I have a visceral reaction to hearing people define feminism as “gender equality” or language feminism in terms of “empowerment” and choice. So, for the second instalment of my column, I’d like to explore how we got here – how the decades-long process of the neoliberalisation of feminism has watered feminism down so that it no longer threatens the status quo.

A movement which should stand for the liberation of all misogyny-affected people from the patriarchy has become a movement championing equality under the patriarchy. A movement that once prioritised social solidarity and mass mobilisation now promotes individual achievement and careerism in the name of “empowerment.” A movement once critical of capitalism has become subservient to it.

The neoliberalisation of feminism began in the late twentieth century. The second wave of feminism started out as a critique of the role of women in postwar, state-managed capitalist society. Yet around the time that the second wave of feminism was arising, so was neoliberalism.

Neoliberalism championed freedom, individual achievement, and self-optimisation. As women were granted greater freedom and autonomy through participation in the free market, second wave feminists began to view liberalism as the way forward for feminism. 

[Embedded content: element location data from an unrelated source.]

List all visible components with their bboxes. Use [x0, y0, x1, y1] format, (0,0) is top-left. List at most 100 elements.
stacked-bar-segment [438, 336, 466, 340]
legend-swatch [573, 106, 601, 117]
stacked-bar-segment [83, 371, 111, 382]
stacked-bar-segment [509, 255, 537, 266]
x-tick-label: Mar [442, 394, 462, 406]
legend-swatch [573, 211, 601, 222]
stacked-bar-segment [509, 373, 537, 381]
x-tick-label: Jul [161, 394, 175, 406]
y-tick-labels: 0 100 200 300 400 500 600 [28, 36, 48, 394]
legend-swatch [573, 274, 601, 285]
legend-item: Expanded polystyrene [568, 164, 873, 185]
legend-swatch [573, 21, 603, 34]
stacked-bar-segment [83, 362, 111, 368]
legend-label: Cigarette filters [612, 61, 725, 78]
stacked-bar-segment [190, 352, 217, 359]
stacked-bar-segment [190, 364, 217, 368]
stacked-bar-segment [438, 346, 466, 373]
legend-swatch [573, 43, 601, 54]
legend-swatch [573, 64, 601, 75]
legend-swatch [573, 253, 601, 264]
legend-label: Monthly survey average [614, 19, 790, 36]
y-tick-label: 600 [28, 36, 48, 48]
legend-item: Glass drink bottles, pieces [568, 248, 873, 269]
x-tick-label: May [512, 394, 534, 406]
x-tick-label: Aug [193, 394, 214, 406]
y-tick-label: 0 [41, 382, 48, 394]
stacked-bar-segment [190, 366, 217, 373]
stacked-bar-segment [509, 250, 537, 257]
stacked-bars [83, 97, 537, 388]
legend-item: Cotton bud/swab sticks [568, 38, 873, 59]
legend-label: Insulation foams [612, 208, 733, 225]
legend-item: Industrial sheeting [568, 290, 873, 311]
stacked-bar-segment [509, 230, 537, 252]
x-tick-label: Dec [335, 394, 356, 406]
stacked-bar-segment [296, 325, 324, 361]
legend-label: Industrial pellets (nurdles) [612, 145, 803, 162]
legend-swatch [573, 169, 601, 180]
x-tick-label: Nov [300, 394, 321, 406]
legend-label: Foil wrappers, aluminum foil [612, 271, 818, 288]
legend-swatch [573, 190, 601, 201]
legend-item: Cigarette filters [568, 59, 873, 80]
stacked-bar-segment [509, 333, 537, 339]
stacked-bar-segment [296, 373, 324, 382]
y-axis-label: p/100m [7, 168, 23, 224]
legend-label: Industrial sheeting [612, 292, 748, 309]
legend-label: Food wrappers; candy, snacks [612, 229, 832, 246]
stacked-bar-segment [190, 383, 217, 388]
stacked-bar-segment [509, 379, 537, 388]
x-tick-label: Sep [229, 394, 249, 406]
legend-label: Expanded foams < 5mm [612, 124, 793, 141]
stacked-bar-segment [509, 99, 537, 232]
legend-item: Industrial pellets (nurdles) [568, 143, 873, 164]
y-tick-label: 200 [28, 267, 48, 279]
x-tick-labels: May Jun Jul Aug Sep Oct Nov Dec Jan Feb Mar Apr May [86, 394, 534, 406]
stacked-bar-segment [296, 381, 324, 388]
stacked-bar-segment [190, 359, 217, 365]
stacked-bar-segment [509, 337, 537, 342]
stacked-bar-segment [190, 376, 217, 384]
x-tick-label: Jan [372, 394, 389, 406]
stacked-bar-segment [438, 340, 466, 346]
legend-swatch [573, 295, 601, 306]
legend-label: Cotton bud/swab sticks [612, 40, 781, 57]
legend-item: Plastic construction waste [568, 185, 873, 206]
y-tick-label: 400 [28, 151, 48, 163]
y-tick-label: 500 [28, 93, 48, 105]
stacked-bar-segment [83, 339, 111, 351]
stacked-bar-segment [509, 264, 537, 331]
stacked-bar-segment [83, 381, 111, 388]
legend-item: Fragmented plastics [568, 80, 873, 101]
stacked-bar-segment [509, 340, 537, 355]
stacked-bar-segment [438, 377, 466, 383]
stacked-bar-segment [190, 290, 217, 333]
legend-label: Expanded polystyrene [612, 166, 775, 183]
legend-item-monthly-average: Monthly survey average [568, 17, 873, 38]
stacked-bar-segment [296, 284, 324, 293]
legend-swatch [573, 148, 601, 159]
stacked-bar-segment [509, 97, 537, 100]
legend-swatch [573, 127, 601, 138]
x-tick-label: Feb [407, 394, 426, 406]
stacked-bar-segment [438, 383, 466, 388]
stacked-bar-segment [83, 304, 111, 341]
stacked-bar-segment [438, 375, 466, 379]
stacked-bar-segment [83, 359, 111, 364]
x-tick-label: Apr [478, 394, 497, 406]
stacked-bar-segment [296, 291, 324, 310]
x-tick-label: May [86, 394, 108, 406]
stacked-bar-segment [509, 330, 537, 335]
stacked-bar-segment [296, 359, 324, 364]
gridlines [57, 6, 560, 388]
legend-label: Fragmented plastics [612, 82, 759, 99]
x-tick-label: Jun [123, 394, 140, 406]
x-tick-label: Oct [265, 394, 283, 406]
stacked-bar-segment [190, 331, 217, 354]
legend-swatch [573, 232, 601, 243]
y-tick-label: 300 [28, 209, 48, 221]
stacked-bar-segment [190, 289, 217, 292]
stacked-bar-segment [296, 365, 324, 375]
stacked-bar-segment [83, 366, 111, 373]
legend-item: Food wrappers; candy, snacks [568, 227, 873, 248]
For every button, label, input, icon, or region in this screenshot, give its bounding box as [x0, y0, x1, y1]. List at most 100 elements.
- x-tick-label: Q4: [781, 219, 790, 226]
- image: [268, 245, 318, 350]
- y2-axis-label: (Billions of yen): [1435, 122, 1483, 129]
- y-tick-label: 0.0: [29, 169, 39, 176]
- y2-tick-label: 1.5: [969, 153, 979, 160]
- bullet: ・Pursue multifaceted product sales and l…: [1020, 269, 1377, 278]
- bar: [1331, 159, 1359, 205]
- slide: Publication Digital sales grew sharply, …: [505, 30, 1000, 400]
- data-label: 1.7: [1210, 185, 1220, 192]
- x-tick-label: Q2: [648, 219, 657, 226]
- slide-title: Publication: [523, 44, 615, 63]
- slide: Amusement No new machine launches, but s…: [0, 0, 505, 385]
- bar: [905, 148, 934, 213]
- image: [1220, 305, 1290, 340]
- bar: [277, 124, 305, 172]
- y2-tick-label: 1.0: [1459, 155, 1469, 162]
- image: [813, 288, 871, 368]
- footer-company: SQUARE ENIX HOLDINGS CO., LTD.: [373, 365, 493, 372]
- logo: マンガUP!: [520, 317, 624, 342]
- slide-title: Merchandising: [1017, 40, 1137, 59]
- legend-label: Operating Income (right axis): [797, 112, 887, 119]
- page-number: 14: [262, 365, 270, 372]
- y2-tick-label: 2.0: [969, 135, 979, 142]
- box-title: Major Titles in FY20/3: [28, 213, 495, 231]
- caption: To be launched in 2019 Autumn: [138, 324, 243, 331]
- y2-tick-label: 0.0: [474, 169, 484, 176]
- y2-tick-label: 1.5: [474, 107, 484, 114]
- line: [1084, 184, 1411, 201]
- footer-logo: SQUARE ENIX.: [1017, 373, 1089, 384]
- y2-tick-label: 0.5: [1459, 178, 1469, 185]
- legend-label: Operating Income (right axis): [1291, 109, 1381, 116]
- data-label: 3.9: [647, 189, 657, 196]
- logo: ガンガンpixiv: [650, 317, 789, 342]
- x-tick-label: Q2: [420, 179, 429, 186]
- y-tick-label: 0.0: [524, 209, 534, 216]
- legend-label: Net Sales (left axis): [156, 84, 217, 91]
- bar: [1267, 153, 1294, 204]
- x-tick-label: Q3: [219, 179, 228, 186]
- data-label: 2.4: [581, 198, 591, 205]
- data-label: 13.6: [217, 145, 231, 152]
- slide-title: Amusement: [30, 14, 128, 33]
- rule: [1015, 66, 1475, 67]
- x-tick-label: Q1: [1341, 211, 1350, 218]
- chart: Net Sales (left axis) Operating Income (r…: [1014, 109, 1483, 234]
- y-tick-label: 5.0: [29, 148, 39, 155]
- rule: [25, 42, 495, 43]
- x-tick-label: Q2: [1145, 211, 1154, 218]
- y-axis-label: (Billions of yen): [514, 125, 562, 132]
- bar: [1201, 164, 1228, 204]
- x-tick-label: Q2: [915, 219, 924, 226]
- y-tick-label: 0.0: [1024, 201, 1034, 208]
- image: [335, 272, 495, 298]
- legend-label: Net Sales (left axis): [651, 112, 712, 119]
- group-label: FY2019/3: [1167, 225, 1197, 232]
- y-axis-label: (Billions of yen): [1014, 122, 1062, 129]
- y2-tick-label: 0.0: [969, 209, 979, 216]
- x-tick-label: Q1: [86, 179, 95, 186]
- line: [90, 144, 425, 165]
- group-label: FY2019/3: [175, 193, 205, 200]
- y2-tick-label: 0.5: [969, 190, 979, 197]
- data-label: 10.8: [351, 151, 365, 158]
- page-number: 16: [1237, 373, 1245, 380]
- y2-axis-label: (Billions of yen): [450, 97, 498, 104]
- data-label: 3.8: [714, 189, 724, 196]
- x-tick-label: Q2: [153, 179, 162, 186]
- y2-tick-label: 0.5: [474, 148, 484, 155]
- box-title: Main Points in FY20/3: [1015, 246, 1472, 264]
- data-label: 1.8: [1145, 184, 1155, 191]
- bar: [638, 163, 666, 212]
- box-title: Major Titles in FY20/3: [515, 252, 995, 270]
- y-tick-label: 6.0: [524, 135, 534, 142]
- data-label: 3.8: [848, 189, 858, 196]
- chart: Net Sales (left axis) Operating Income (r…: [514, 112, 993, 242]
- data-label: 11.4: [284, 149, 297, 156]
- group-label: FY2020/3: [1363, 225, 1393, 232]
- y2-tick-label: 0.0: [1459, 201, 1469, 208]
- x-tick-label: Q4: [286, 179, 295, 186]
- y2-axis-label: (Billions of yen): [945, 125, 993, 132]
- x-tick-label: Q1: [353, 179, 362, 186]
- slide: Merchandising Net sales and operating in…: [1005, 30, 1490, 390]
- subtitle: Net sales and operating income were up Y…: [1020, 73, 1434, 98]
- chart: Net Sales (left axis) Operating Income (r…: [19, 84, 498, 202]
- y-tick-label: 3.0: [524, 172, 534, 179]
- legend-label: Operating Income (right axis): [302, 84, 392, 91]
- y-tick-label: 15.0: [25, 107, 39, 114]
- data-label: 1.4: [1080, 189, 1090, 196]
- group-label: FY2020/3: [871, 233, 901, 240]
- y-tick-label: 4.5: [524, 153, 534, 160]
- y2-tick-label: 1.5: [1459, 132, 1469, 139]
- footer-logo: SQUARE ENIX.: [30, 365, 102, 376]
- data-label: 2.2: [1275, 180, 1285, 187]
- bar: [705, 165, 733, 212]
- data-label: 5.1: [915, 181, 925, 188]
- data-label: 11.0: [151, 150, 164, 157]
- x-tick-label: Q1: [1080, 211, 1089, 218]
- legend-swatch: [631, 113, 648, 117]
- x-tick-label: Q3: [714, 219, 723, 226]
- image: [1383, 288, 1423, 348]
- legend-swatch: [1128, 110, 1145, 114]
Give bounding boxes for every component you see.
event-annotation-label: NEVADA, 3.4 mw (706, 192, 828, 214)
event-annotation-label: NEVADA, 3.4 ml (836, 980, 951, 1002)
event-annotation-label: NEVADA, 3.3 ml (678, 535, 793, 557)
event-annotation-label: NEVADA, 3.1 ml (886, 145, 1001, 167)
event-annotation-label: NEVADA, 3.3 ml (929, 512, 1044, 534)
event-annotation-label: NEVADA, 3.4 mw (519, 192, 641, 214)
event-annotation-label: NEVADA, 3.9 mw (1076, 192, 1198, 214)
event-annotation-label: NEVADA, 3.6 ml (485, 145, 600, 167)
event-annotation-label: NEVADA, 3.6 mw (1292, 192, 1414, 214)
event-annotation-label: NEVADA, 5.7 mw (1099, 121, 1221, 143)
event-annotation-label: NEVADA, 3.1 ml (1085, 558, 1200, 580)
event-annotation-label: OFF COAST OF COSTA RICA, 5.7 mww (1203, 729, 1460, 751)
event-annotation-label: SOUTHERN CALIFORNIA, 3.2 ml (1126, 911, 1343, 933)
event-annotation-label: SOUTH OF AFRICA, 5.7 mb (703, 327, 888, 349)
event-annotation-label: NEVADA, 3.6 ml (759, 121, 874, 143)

In becoming entangled with neoliberalism, however, certain tenets of feminism started to become the justification for new forms of exploitation.

As a reaction to the political vision of postwar, state-managed capitalist society (which placed class inequality above all other forms of oppression), feminism emphasised “non-economic” oppression and rightly challenged the cultural construction of gender. Yet as feminism turned to identity politics, it seemed to abandon its attention to the political economy. 

Yet as bell hooks articulated in Feminist Theory: From Margin to Center, the fight for equality under the current social systems would only result in gender equality between those of the same race and class statuses. So, while for upper class white women, gender equality under neoliberalism meant acquiring the same status as some of the most powerful men in society, this was not the case for neither women of colour nor poor women, for example, who were acutely aware of how systems of capitalism and white supremacy had oppressed the men in their lives. 

The nail in the coffin, though, was the development of choice politics: the idea that a woman’s autonomous choice is the ultimate expression of her personal freedom – and thus, any choice made by a woman must be empowering. The redefining of choice as a feminist act enabled neoliberalism to frame women’s enhanced ability to participate in the free market as liberating, irrespective of the realities underpinning the new ideal: rising poverty, declining living standards, decreased job security and wage levels, and so on.

Women should, of course, be able to make their own choices. But neoliberal feminism places importance only on the making of a choice – no critical thinking nor scrutiny is applied to this choice. For example, in a world in which one in three women will experience sexual and/or physical violence, and despite evidence of higher sexist and rape-accepting attitudes among males who watch porn, liberal feminism maintains that sexual violence depicted in porn is an empowered choice for women, simply because porn actresses have made the choice to be in the porn shoot. 

Essentially, under liberal feminism, a woman making a problematic choice is still considered a bona fide feminist act, which speaks to the individualist nature of this mainstream feminist movement.

The solution? Feminism that is both intersectional and radical. Integrating the struggle for women’s liberation with the struggle for economic and racial justice. Materialist feminism. Gender abolition. A radical re-ordering of society to dismantle the gender class system and eliminate misogyny in all contexts. 

Feminism must not be about equality; it must be about liberation.